36 lceel November 10, 2008 at 11:55 pm

I’ll be your unicorn. But the horn is a bit misplaced. You don’t mind, do you?

37 Diane November 11, 2008 at 3:42 am

One unicorn on it’s way …

Now, wouldn’t THAT be awesome!

38 emma November 11, 2008 at 1:57 pm

I HATE CROCS! And my husband went and bought himseldf a pair! I refuse to be seen in public with him when he wears them.

39 Kim November 11, 2008 at 3:16 pm

Crocs. ugh. I don’t do them..but only a complete tool would do them with socks..

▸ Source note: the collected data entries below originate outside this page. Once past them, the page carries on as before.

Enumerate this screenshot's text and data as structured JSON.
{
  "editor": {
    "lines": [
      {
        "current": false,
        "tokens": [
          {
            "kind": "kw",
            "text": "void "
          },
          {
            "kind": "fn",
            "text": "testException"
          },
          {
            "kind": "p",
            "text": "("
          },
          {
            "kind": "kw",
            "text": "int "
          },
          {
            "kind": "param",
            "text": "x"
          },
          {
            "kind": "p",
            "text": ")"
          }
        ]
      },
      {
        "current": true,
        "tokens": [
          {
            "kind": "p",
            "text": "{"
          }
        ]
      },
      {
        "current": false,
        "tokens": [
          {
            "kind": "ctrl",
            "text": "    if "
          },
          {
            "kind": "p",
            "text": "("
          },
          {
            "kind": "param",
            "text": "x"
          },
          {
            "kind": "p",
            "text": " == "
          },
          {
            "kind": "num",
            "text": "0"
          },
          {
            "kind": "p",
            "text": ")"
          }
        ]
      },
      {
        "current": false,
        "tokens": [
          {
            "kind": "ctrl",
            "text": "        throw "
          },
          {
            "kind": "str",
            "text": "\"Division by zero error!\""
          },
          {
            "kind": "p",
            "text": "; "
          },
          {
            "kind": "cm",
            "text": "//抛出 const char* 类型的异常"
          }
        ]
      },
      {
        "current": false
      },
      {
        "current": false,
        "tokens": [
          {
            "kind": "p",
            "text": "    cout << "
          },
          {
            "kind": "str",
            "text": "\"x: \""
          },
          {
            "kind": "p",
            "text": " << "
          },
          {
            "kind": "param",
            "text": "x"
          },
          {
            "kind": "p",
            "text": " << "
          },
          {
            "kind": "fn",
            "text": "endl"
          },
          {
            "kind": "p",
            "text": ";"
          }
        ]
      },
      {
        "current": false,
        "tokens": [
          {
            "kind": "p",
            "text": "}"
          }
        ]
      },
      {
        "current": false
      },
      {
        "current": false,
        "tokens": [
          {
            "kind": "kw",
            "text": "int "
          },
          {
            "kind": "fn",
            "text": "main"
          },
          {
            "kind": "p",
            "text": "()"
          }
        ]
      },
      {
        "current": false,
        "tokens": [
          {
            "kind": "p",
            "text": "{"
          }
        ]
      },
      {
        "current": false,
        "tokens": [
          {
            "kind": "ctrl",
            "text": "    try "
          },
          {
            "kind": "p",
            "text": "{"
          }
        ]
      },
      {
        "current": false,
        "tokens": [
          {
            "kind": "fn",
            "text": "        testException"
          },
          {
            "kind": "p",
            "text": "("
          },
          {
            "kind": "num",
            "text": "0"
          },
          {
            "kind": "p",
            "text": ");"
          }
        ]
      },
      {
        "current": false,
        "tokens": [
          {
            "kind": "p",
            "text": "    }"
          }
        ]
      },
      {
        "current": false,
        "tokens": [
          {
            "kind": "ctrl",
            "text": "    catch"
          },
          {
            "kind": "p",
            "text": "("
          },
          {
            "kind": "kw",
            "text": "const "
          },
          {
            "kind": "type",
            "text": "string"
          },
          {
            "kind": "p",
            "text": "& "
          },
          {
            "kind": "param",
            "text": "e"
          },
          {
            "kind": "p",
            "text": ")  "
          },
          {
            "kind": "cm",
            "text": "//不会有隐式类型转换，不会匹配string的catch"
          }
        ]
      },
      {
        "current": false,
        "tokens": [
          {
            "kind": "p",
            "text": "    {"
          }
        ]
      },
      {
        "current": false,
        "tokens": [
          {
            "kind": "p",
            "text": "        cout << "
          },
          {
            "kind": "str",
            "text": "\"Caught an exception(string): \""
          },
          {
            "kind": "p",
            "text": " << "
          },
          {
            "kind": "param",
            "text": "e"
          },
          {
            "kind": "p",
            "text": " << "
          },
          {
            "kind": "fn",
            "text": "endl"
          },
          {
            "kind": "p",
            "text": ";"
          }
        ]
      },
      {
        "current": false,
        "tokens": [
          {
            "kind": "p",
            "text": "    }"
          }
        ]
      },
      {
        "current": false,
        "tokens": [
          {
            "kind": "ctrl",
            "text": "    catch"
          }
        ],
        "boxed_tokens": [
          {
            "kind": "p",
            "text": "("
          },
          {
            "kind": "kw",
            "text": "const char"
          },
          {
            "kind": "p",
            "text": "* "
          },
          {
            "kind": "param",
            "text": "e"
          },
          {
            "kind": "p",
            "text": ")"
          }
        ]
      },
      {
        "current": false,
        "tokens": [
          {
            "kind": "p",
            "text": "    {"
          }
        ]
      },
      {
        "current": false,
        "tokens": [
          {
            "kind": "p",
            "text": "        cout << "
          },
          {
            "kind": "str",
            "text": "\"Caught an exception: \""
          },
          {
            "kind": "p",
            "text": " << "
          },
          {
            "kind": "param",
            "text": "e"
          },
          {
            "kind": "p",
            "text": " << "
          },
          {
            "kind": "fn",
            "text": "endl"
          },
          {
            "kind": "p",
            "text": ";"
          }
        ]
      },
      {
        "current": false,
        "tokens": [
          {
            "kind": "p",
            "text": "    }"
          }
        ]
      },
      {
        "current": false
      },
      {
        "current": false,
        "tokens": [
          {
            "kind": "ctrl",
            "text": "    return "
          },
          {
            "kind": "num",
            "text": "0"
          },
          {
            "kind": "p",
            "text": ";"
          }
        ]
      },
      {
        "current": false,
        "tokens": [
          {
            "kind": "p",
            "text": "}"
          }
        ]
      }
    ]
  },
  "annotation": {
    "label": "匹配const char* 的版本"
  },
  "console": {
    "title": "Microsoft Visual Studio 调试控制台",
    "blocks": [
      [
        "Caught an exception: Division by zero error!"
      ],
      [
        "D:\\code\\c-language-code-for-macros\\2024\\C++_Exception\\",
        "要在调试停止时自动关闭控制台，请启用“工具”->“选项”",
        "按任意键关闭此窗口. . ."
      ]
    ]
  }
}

oh did I just say that out loud? my bad.. :)

40 UrbanVox November 12, 2008 at 1:36 am

you’re not the only one actually…

hehehehehe

41 Amanda November 16, 2008 at 4:28 pm

Dammit – I can’t find a pic of me wearing fake crocs to freak you out. But then I agree that they are fugly fugly shoes and probably have deleted any evidence that I wear them from any and all photos.

BUT wait Kel – calm yourself….

I only wear them while doing the gardening in case I step in chook poo (all over out yard courtesy of our three little cluckers), or to the beach as I absolutely can not walk in thongs. ’cause like it’d be a *crime* to get real shoes coated in squishy chook oysters or ingrained with sand … right??? Kel??? are you OK ?? are you still talking to me now I’ve revealed my dirty little secret???